The default benchmark runs two phases, as described above, with first
`warmup_rep` iterations, and then `warmup_rep + bench_rep` iterations. Each
phase is run using a single R invocation.

Let `warmup_metrics` be the metrics
gathered for the warmup phase, and `bench_metrics` be the metrics gathered for
the benchmark phase, the result of the benchmark is computed as `(bench_metrics
- warmup_metrics) / bench_rep`. The purpose is to isolate the metrics for the
`bench_rep` iterations, however there is a variance in running characteristics
for each phase, and the first iterations will not always run the same way and
generate the same metrics.
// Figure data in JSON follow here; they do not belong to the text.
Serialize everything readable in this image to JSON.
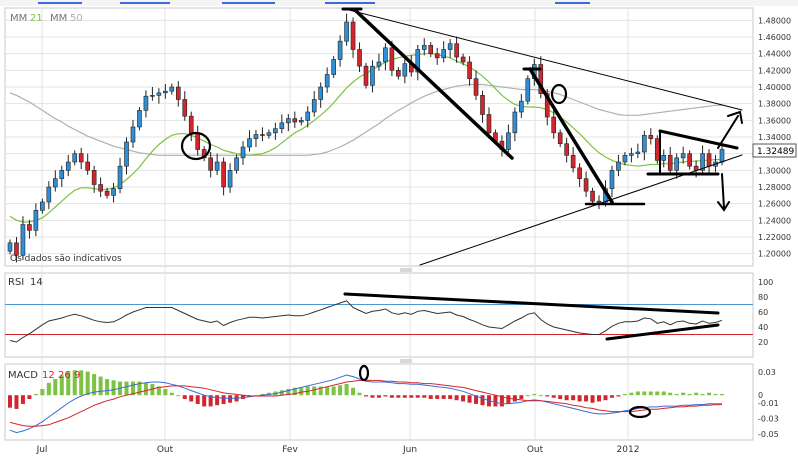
{
  "disclaimer": "Os dados são indicativos",
  "ma_legend": {
    "label": "MM",
    "fast": "21",
    "slow": "50",
    "fast_color": "#7dc242",
    "slow_color": "#b0b0b0"
  },
  "rsi_legend": {
    "label": "RSI",
    "period": "14"
  },
  "macd_legend": {
    "label": "MACD",
    "fast": "12",
    "slow": "26",
    "signal": "9",
    "color": "#d2262f"
  },
  "last_price": "1.32489",
  "colors": {
    "up": "#2f8fd6",
    "down": "#d2262f",
    "grid": "#e3e3e3",
    "frame": "#c8c8c8",
    "rsi_line": "#333333",
    "rsi_upper": "#4a9ad2",
    "rsi_lower": "#d2262f",
    "macd_line": "#3a6bd8",
    "signal_line": "#d2262f",
    "hist_pos": "#7dc242",
    "hist_neg": "#d2262f",
    "annotation": "#000000"
  },
  "chart_data": [
    {
      "type": "candlestick",
      "panel": "price",
      "x_labels": [
        "Jul",
        "Out",
        "Fev",
        "Jun",
        "Out",
        "2012"
      ],
      "ylim": [
        1.19,
        1.49
      ],
      "y_ticks": [
        "1.48000",
        "1.46000",
        "1.44000",
        "1.42000",
        "1.40000",
        "1.38000",
        "1.36000",
        "1.34000",
        "1.32000",
        "1.30000",
        "1.28000",
        "1.26000",
        "1.24000",
        "1.22000",
        "1.20000"
      ],
      "y_tick_values": [
        1.48,
        1.46,
        1.44,
        1.42,
        1.4,
        1.38,
        1.36,
        1.34,
        1.32,
        1.3,
        1.28,
        1.26,
        1.24,
        1.22,
        1.2
      ],
      "closes": [
        1.213,
        1.198,
        1.235,
        1.228,
        1.252,
        1.262,
        1.28,
        1.29,
        1.3,
        1.31,
        1.32,
        1.31,
        1.3,
        1.283,
        1.275,
        1.27,
        1.278,
        1.305,
        1.334,
        1.352,
        1.372,
        1.389,
        1.39,
        1.393,
        1.395,
        1.4,
        1.385,
        1.365,
        1.345,
        1.325,
        1.315,
        1.3,
        1.31,
        1.28,
        1.3,
        1.315,
        1.328,
        1.338,
        1.343,
        1.342,
        1.345,
        1.35,
        1.357,
        1.362,
        1.358,
        1.36,
        1.37,
        1.385,
        1.4,
        1.415,
        1.433,
        1.455,
        1.478,
        1.445,
        1.425,
        1.402,
        1.425,
        1.43,
        1.447,
        1.42,
        1.413,
        1.428,
        1.418,
        1.445,
        1.45,
        1.44,
        1.435,
        1.445,
        1.452,
        1.436,
        1.43,
        1.41,
        1.39,
        1.367,
        1.345,
        1.335,
        1.325,
        1.345,
        1.37,
        1.383,
        1.41,
        1.427,
        1.392,
        1.364,
        1.345,
        1.332,
        1.318,
        1.303,
        1.29,
        1.275,
        1.263,
        1.262,
        1.278,
        1.3,
        1.31,
        1.318,
        1.32,
        1.322,
        1.342,
        1.338,
        1.312,
        1.318,
        1.3,
        1.315,
        1.32,
        1.305,
        1.3,
        1.32,
        1.305,
        1.31,
        1.325
      ],
      "ma_fast": [
        1.245,
        1.24,
        1.238,
        1.238,
        1.24,
        1.243,
        1.249,
        1.256,
        1.263,
        1.27,
        1.276,
        1.279,
        1.279,
        1.278,
        1.277,
        1.277,
        1.279,
        1.283,
        1.289,
        1.296,
        1.304,
        1.314,
        1.323,
        1.331,
        1.337,
        1.342,
        1.344,
        1.344,
        1.342,
        1.339,
        1.335,
        1.331,
        1.328,
        1.324,
        1.322,
        1.32,
        1.319,
        1.318,
        1.319,
        1.32,
        1.323,
        1.327,
        1.333,
        1.339,
        1.345,
        1.349,
        1.354,
        1.36,
        1.366,
        1.373,
        1.381,
        1.39,
        1.399,
        1.406,
        1.412,
        1.416,
        1.421,
        1.425,
        1.43,
        1.433,
        1.435,
        1.437,
        1.438,
        1.439,
        1.44,
        1.44,
        1.439,
        1.437,
        1.435,
        1.431,
        1.428,
        1.424,
        1.419,
        1.413,
        1.406,
        1.398,
        1.39,
        1.384,
        1.379,
        1.377,
        1.376,
        1.376,
        1.375,
        1.373,
        1.369,
        1.364,
        1.358,
        1.351,
        1.344,
        1.336,
        1.328,
        1.321,
        1.316,
        1.312,
        1.309,
        1.307,
        1.306,
        1.305,
        1.306,
        1.307,
        1.307,
        1.308,
        1.308,
        1.309,
        1.31,
        1.311,
        1.311,
        1.312,
        1.312,
        1.313,
        1.313
      ],
      "ma_slow": [
        1.393,
        1.39,
        1.386,
        1.382,
        1.377,
        1.372,
        1.367,
        1.362,
        1.358,
        1.353,
        1.349,
        1.345,
        1.341,
        1.338,
        1.335,
        1.332,
        1.329,
        1.327,
        1.325,
        1.323,
        1.321,
        1.32,
        1.319,
        1.318,
        1.318,
        1.318,
        1.318,
        1.318,
        1.318,
        1.318,
        1.318,
        1.318,
        1.318,
        1.318,
        1.318,
        1.318,
        1.318,
        1.318,
        1.318,
        1.318,
        1.318,
        1.318,
        1.318,
        1.318,
        1.318,
        1.318,
        1.318,
        1.319,
        1.32,
        1.322,
        1.325,
        1.328,
        1.332,
        1.336,
        1.341,
        1.346,
        1.351,
        1.356,
        1.362,
        1.367,
        1.372,
        1.376,
        1.381,
        1.385,
        1.389,
        1.392,
        1.395,
        1.397,
        1.399,
        1.401,
        1.402,
        1.403,
        1.403,
        1.403,
        1.402,
        1.401,
        1.4,
        1.399,
        1.398,
        1.397,
        1.397,
        1.397,
        1.396,
        1.395,
        1.393,
        1.391,
        1.388,
        1.385,
        1.382,
        1.379,
        1.376,
        1.373,
        1.371,
        1.369,
        1.367,
        1.366,
        1.366,
        1.366,
        1.367,
        1.368,
        1.369,
        1.37,
        1.371,
        1.372,
        1.373,
        1.374,
        1.375,
        1.376,
        1.377,
        1.378,
        1.378
      ]
    },
    {
      "type": "line",
      "panel": "rsi",
      "ylim": [
        0,
        100
      ],
      "y_ticks": [
        "100",
        "80",
        "60",
        "40",
        "20"
      ],
      "y_tick_values": [
        100,
        80,
        60,
        40,
        20
      ],
      "levels": [
        70,
        30
      ],
      "values": [
        22,
        20,
        26,
        31,
        37,
        43,
        48,
        50,
        52,
        55,
        57,
        55,
        52,
        49,
        47,
        46,
        47,
        51,
        56,
        60,
        63,
        66,
        66,
        66,
        66,
        66,
        62,
        58,
        54,
        50,
        48,
        46,
        48,
        42,
        46,
        49,
        51,
        53,
        53,
        52,
        53,
        54,
        55,
        56,
        55,
        55,
        57,
        60,
        63,
        66,
        69,
        72,
        75,
        66,
        62,
        58,
        61,
        62,
        64,
        59,
        57,
        59,
        57,
        61,
        62,
        60,
        58,
        59,
        60,
        56,
        54,
        50,
        47,
        43,
        40,
        39,
        38,
        43,
        48,
        52,
        57,
        59,
        50,
        44,
        40,
        38,
        36,
        34,
        32,
        31,
        30,
        30,
        35,
        41,
        45,
        47,
        47,
        48,
        52,
        51,
        45,
        47,
        43,
        47,
        48,
        45,
        44,
        48,
        45,
        46,
        49
      ]
    },
    {
      "type": "line",
      "panel": "macd",
      "ylim": [
        -0.055,
        0.035
      ],
      "y_ticks": [
        "0.03",
        "0",
        "-0.01",
        "-0.03",
        "-0.05"
      ],
      "y_tick_values": [
        0.03,
        0,
        -0.01,
        -0.03,
        -0.05
      ],
      "macd": [
        -0.045,
        -0.048,
        -0.046,
        -0.043,
        -0.039,
        -0.034,
        -0.028,
        -0.022,
        -0.016,
        -0.01,
        -0.005,
        -0.001,
        0.002,
        0.004,
        0.005,
        0.006,
        0.007,
        0.009,
        0.011,
        0.013,
        0.015,
        0.016,
        0.017,
        0.017,
        0.016,
        0.014,
        0.012,
        0.009,
        0.006,
        0.003,
        0.0,
        -0.002,
        -0.003,
        -0.004,
        -0.004,
        -0.004,
        -0.003,
        -0.002,
        -0.001,
        0.0,
        0.001,
        0.002,
        0.004,
        0.006,
        0.008,
        0.01,
        0.012,
        0.014,
        0.016,
        0.018,
        0.02,
        0.023,
        0.026,
        0.024,
        0.021,
        0.018,
        0.017,
        0.017,
        0.017,
        0.016,
        0.015,
        0.015,
        0.014,
        0.014,
        0.013,
        0.012,
        0.011,
        0.01,
        0.009,
        0.007,
        0.005,
        0.002,
        -0.001,
        -0.004,
        -0.007,
        -0.009,
        -0.011,
        -0.011,
        -0.01,
        -0.009,
        -0.007,
        -0.006,
        -0.007,
        -0.009,
        -0.011,
        -0.013,
        -0.015,
        -0.017,
        -0.019,
        -0.021,
        -0.023,
        -0.024,
        -0.024,
        -0.023,
        -0.022,
        -0.02,
        -0.019,
        -0.017,
        -0.016,
        -0.015,
        -0.015,
        -0.014,
        -0.014,
        -0.014,
        -0.013,
        -0.013,
        -0.012,
        -0.012,
        -0.011,
        -0.011,
        -0.011
      ],
      "signal": [
        -0.035,
        -0.037,
        -0.039,
        -0.04,
        -0.04,
        -0.039,
        -0.038,
        -0.035,
        -0.032,
        -0.029,
        -0.025,
        -0.021,
        -0.017,
        -0.013,
        -0.01,
        -0.007,
        -0.005,
        -0.002,
        0.0,
        0.002,
        0.004,
        0.006,
        0.008,
        0.01,
        0.011,
        0.012,
        0.012,
        0.012,
        0.011,
        0.01,
        0.009,
        0.007,
        0.005,
        0.003,
        0.002,
        0.001,
        0.0,
        -0.001,
        -0.001,
        -0.001,
        -0.001,
        -0.001,
        0.0,
        0.001,
        0.002,
        0.004,
        0.005,
        0.007,
        0.009,
        0.011,
        0.013,
        0.015,
        0.017,
        0.018,
        0.019,
        0.019,
        0.019,
        0.019,
        0.018,
        0.018,
        0.017,
        0.017,
        0.016,
        0.016,
        0.015,
        0.015,
        0.014,
        0.013,
        0.012,
        0.011,
        0.01,
        0.008,
        0.006,
        0.004,
        0.002,
        0.0,
        -0.002,
        -0.004,
        -0.005,
        -0.006,
        -0.007,
        -0.007,
        -0.007,
        -0.008,
        -0.009,
        -0.01,
        -0.011,
        -0.013,
        -0.014,
        -0.016,
        -0.017,
        -0.019,
        -0.02,
        -0.021,
        -0.021,
        -0.021,
        -0.021,
        -0.02,
        -0.019,
        -0.018,
        -0.018,
        -0.017,
        -0.016,
        -0.015,
        -0.015,
        -0.014,
        -0.014,
        -0.013,
        -0.013,
        -0.012,
        -0.012
      ]
    }
  ]
}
Thus, you may see negative metrics in the results
for short-running benchmarks where the variance has a larger impact.

There are some ways you can reduce the variance in the recorded metrics:

* Increase the number of warmup and benchmark iterations by adjusting the
`warmup_rep` and `bench_rep` options.
* Set `warmup_rep` to zero. This removes the inaccuracy caused by variance.
The variance in running time will still affect the benchmark results, but
removing the warmup runs should remove any negative metrics.

The reason warmup runs may be desired is that there are some warmup transients
that happen in R implementations. This can be the loading of the R executable and
shared libraries, initialization of the VM, JIT optimizations, cache behaviour etc.

The benchmark harness does not in any way separate the warmup runs from the
benchmark runs, it just runs X number of runs. Finer grained measurements would be
required to collect more accurate benchmarking statistics without relying on a
separate warmup phase.

## Writing your own benchmark R program

A benchmark R program should have a mandatory run() function. The driver will call run() function in the benchmarking.